= Thomas D. Cope =

Thomas Darlington Cope (December 28, 1880 – December 13, 1964) was an American physicist and historian of science who published numerous articles concerning the Mason–Dixon survey in America, providing the most thorough record of the scientific accomplishments and historical importance of the survey.

From 1939 to 1956, Cope published more than 20 articles on the scientific and boundary survey work of Charles Mason and Jeremiah Dixon in America, Africa, and Europe. His work appeared in Pennsylvania History, Proceedings of the Pennsylvania Academy of Science, Scientific Monthly, Nature, Sky and Telescope, Proceedings of the American Philosophical Society, and Notes and Records of the Royal Society of London.

Cope tends to focus on the scientific importance of the Mason–Dixon survey as an accomplishment of Enlightenment ingenuity applied to a geographically and politically difficult problem. Cope’s research is thought to serve as a significant source for the historical basis of Thomas Pynchon’s novel Mason & Dixon.

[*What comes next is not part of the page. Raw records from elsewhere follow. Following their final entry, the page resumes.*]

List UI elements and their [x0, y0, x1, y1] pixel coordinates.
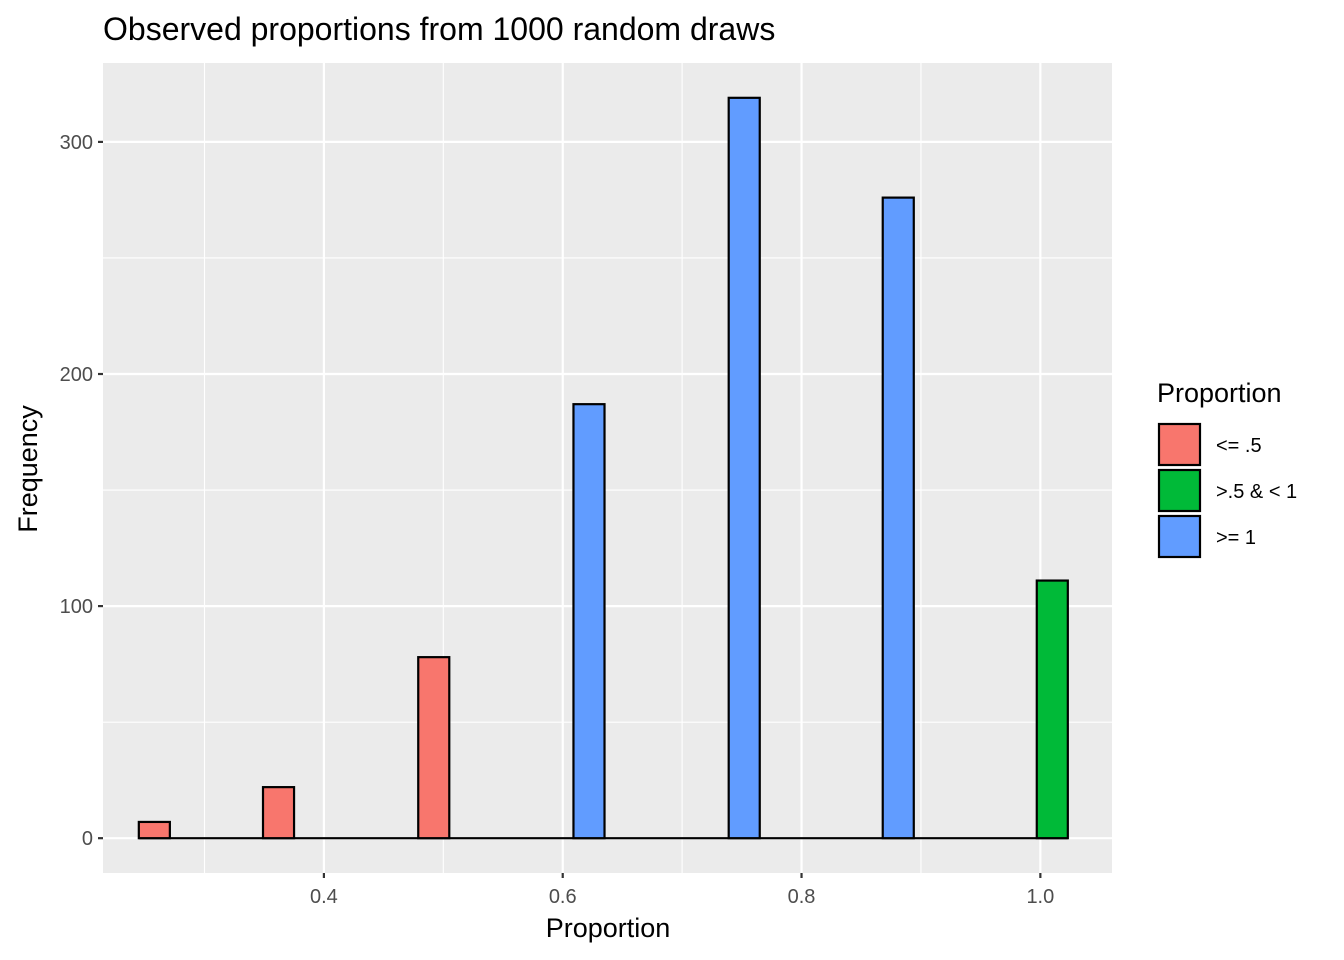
x-tick-label: 1.0 — [1026, 886, 1054, 908]
y-tick-label: 100 — [60, 596, 93, 618]
legend-key — [1157, 514, 1202, 559]
legend: Proportion <= .5 >.5 & < 1 >= 1 — [1157, 378, 1297, 559]
histogram-bar — [881, 196, 915, 840]
y-tick-label: 300 — [60, 132, 93, 154]
legend-label: >= 1 — [1216, 527, 1256, 549]
y-axis-title: Frequency — [13, 405, 43, 533]
histogram-bars — [137, 96, 1069, 840]
x-tick-label: 0.8 — [788, 886, 816, 908]
histogram-bar — [727, 96, 761, 840]
histogram-bar — [137, 820, 171, 840]
x-axis-title: Proportion — [546, 913, 671, 943]
x-axis: 0.4 0.6 0.8 1.0 — [310, 873, 1054, 908]
y-axis: 0 100 200 300 — [60, 132, 103, 850]
plot-panel — [103, 63, 1112, 873]
chart-title: Observed proportions from 1000 random dr… — [103, 11, 775, 47]
y-tick-label: 200 — [60, 364, 93, 386]
legend-label: >.5 & < 1 — [1216, 481, 1297, 503]
grid-minor-lines — [103, 63, 1112, 873]
legend-label: <= .5 — [1216, 435, 1262, 457]
legend-key — [1157, 468, 1202, 513]
x-tick-label: 0.4 — [310, 886, 338, 908]
legend-key — [1157, 422, 1202, 467]
histogram-bar — [261, 786, 296, 840]
histogram-bar — [417, 656, 451, 840]
x-tick-label: 0.6 — [549, 886, 577, 908]
histogram-bar — [1035, 579, 1069, 840]
histogram-bar — [572, 403, 606, 840]
legend-title: Proportion — [1157, 378, 1282, 408]
y-tick-label: 0 — [82, 828, 93, 850]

Cope served as Professor of Physics at the University of Pennsylvania from 1902 to 1952. He earned his A.B. (1903) and Ph.D. (1915) from the University of Pennsylvania and studied at the University of Berlin in 1912-13 under Max Planck. His collected notes, held at the library of the American Philosophical Society in Philadelphia, also include notes on lectures of relativity (1921) by Albert Einstein.